Because of the memory-mapping mechanism, RocketMQ uses a fixed-length structure for file storage, which allows the entire file to be mapped to memory at once.
5.Q&A
- Why is Mmap so fast?
Mmap is used to read and write files across the kernel space, reducing one copy of data, thus improving file I/O efficiency.
- Does Mmap take up a lot of memory compared to disk space?
Note that Mmap does not directly apply for the same size of memory as the disk file. Instead, the address space of the process is mapped to the disk file address, when the actual file is read or written by the process.
When I/O operations are performed, if the corresponding data page is not found in the user space (missing page), the system reads the data from swap cache first. If the data page is not found, the system loads the data from disk (paging).
- What are the application scenarios of Mmap?
Interprocess communication: Mmap provides the ability to share memory and communicate with each other. Each process can map its user space to the same area of the same file, and modify and sense the mapping area to achieve the purpose of interprocess communication and sharing.
Efficient access to big data: In scenarios where a large amount of data needs to be managed or transmitted, the memory space is often insufficient. In this case, Mmap can be used for efficient DISK I/O to compensate for the memory shortage. For example, RocketMQ, MangoDB and other mainstream middleware use Mmap technology; In summary, consider using Mmap whenever you need to replace memory space with disk space.

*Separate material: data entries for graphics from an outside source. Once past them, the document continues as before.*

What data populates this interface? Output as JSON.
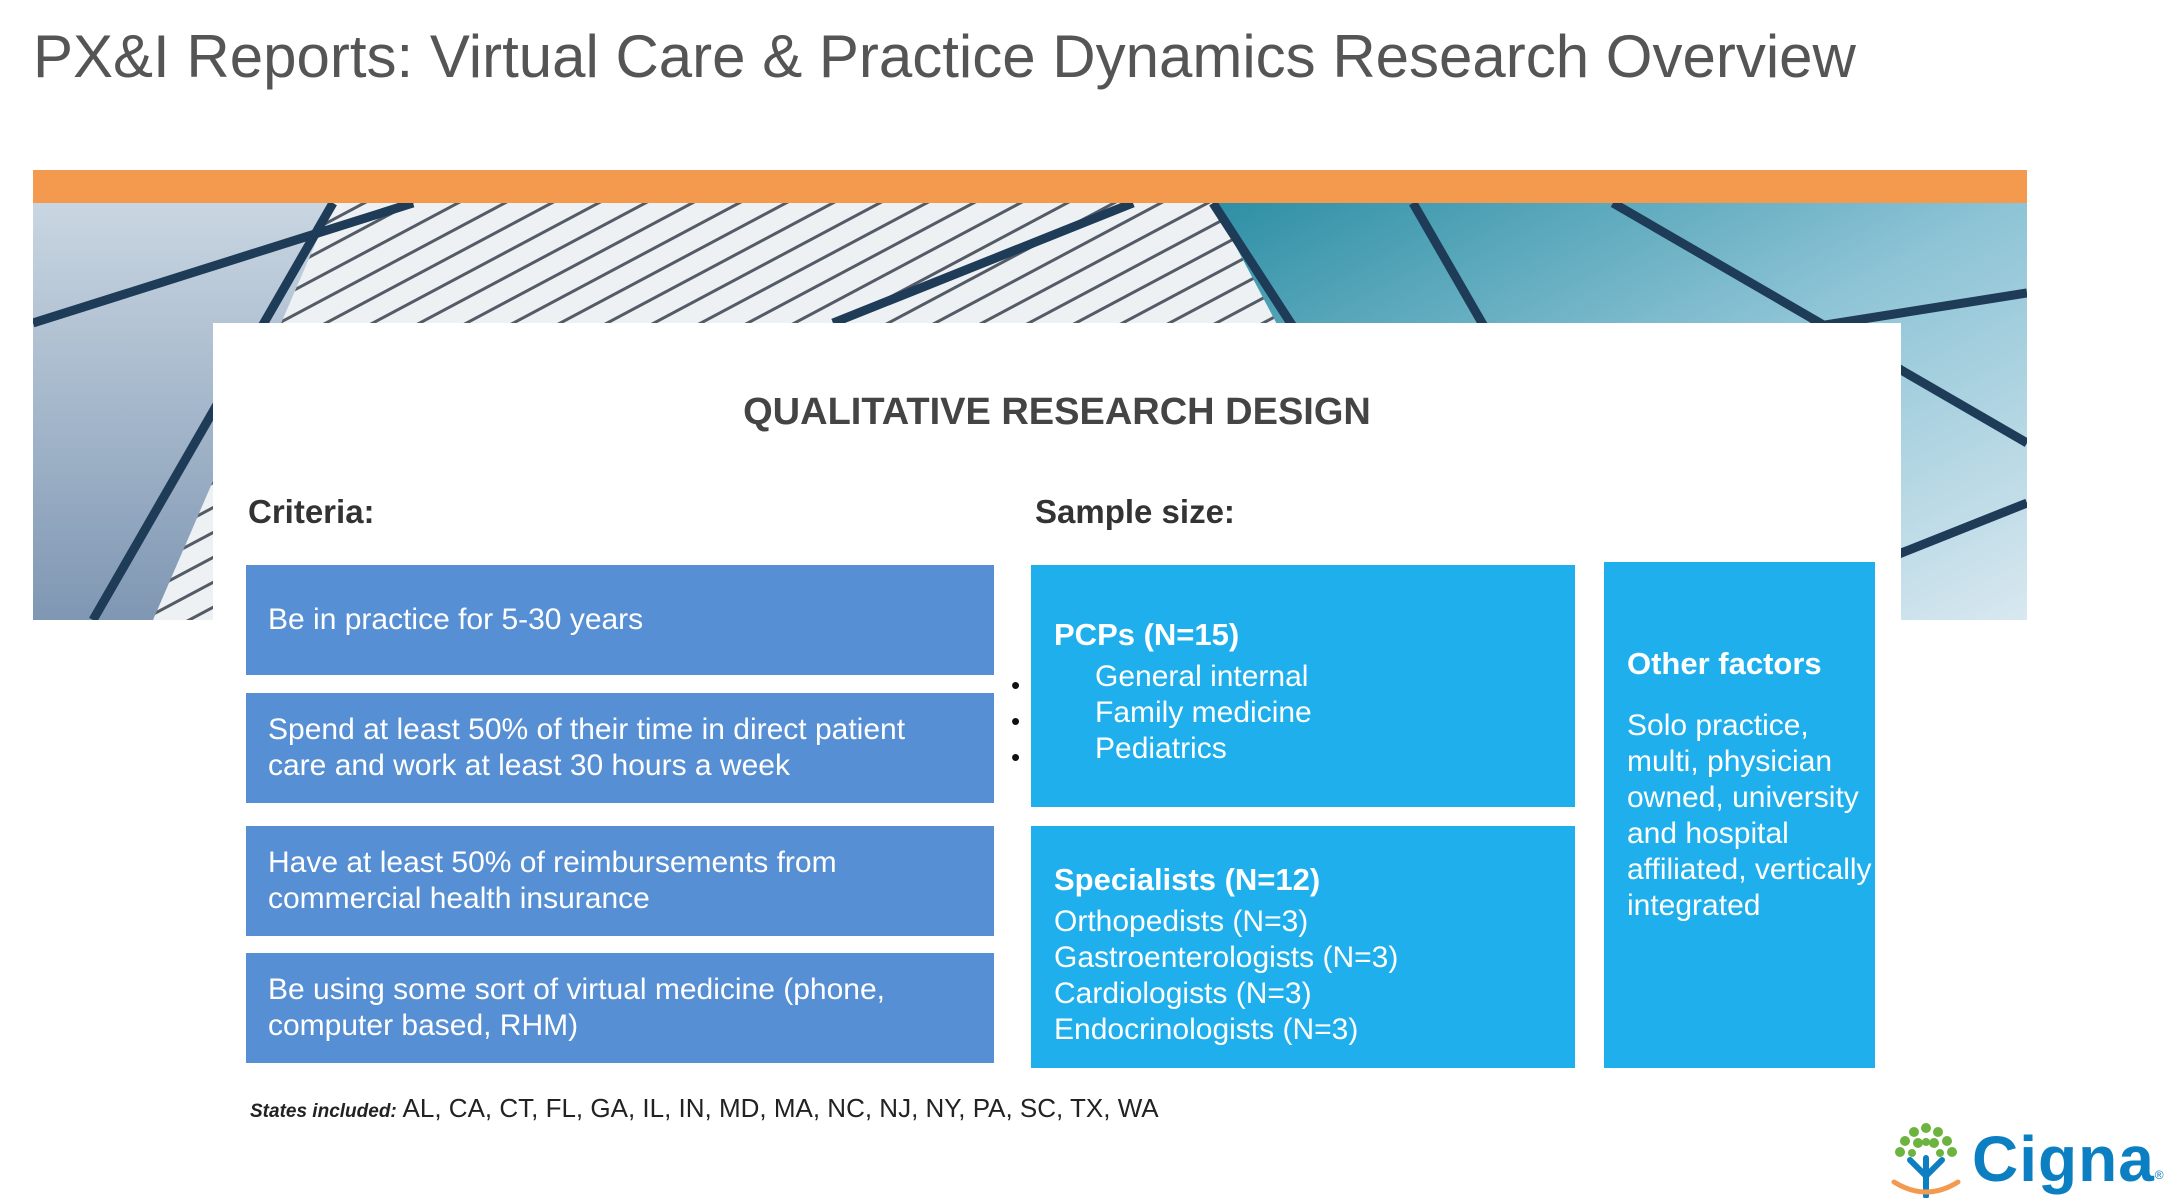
{
  "slide": {
    "title": "PX&I Reports: Virtual Care & Practice Dynamics Research Overview"
  },
  "design": {
    "heading": "QUALITATIVE RESEARCH DESIGN",
    "criteria_label": "Criteria:",
    "sample_label": "Sample size:",
    "criteria": [
      [
        "Be in practice for 5-30 years"
      ],
      [
        "Spend at least 50% of their time in direct patient",
        "care and work at least 30 hours a week"
      ],
      [
        "Have at least 50% of reimbursements from",
        "commercial health insurance"
      ],
      [
        "Be using some sort of virtual medicine (phone,",
        "computer based, RHM)"
      ]
    ],
    "pcps": {
      "title": "PCPs (N=15)",
      "items": [
        "General internal",
        "Family medicine",
        "Pediatrics"
      ]
    },
    "specialists": {
      "title": "Specialists (N=12)",
      "items": [
        "Orthopedists (N=3)",
        "Gastroenterologists (N=3)",
        "Cardiologists (N=3)",
        "Endocrinologists (N=3)"
      ]
    },
    "other": {
      "title": "Other factors",
      "lines": [
        "Solo practice,",
        "multi, physician",
        "owned, university",
        "and hospital",
        "affiliated, vertically",
        "integrated"
      ]
    }
  },
  "footer": {
    "states_label": "States included:",
    "states": "AL, CA, CT, FL, GA, IL, IN, MD, MA, NC, NJ, NY, PA, SC, TX, WA",
    "logo_text": "Cigna",
    "logo_mark": "®"
  },
  "colors": {
    "accent_orange": "#F39A4E",
    "criteria_blue": "#578FD4",
    "sample_cyan": "#1FAFEC",
    "brand_blue": "#0B7FC2",
    "brand_green": "#6CB33F"
  },
  "icons": [
    "bullet-icon",
    "cigna-tree-icon"
  ]
}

- What are the disadvantages of Mmap?
Memory-mapped files need to occupy a large contiguous logical address space in the process. For Intel’s IA-32’s 4GB logical address space, the contiguous address space available is much less than 2– 3 GiB.

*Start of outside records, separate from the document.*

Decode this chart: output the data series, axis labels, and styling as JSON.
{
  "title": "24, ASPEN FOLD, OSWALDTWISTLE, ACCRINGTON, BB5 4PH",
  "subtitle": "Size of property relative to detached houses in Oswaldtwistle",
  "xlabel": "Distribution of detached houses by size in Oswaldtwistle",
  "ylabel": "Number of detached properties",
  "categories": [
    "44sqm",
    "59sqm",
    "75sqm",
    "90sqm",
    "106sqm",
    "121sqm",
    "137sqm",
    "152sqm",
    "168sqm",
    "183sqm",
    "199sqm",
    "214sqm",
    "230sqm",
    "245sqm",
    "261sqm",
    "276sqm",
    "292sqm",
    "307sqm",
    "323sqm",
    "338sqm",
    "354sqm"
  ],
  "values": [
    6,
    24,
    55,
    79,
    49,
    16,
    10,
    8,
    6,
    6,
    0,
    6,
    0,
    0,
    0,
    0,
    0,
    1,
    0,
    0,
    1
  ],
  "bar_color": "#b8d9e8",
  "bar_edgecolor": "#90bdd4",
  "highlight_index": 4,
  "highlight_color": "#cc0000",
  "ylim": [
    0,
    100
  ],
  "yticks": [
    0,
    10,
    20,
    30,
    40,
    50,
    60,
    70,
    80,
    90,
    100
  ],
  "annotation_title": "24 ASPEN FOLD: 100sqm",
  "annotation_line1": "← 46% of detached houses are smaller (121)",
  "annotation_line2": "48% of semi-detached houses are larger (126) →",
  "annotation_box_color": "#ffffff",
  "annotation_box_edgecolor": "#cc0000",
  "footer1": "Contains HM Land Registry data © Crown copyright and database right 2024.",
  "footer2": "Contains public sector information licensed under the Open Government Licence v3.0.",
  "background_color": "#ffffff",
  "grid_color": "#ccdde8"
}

Once a memory-associated file is used, the execution of a program may be affected by an error in the associated file while the program is running. An I/O error (for example, a removable drive or CD/DVD-ROM drive is ejected, or a write operation is performed when the disk is full) of the associated file is reported to the application program. Normal memory operations do not take these exceptions into account.
Memory mapped files are supported only by memory management units (MMUs).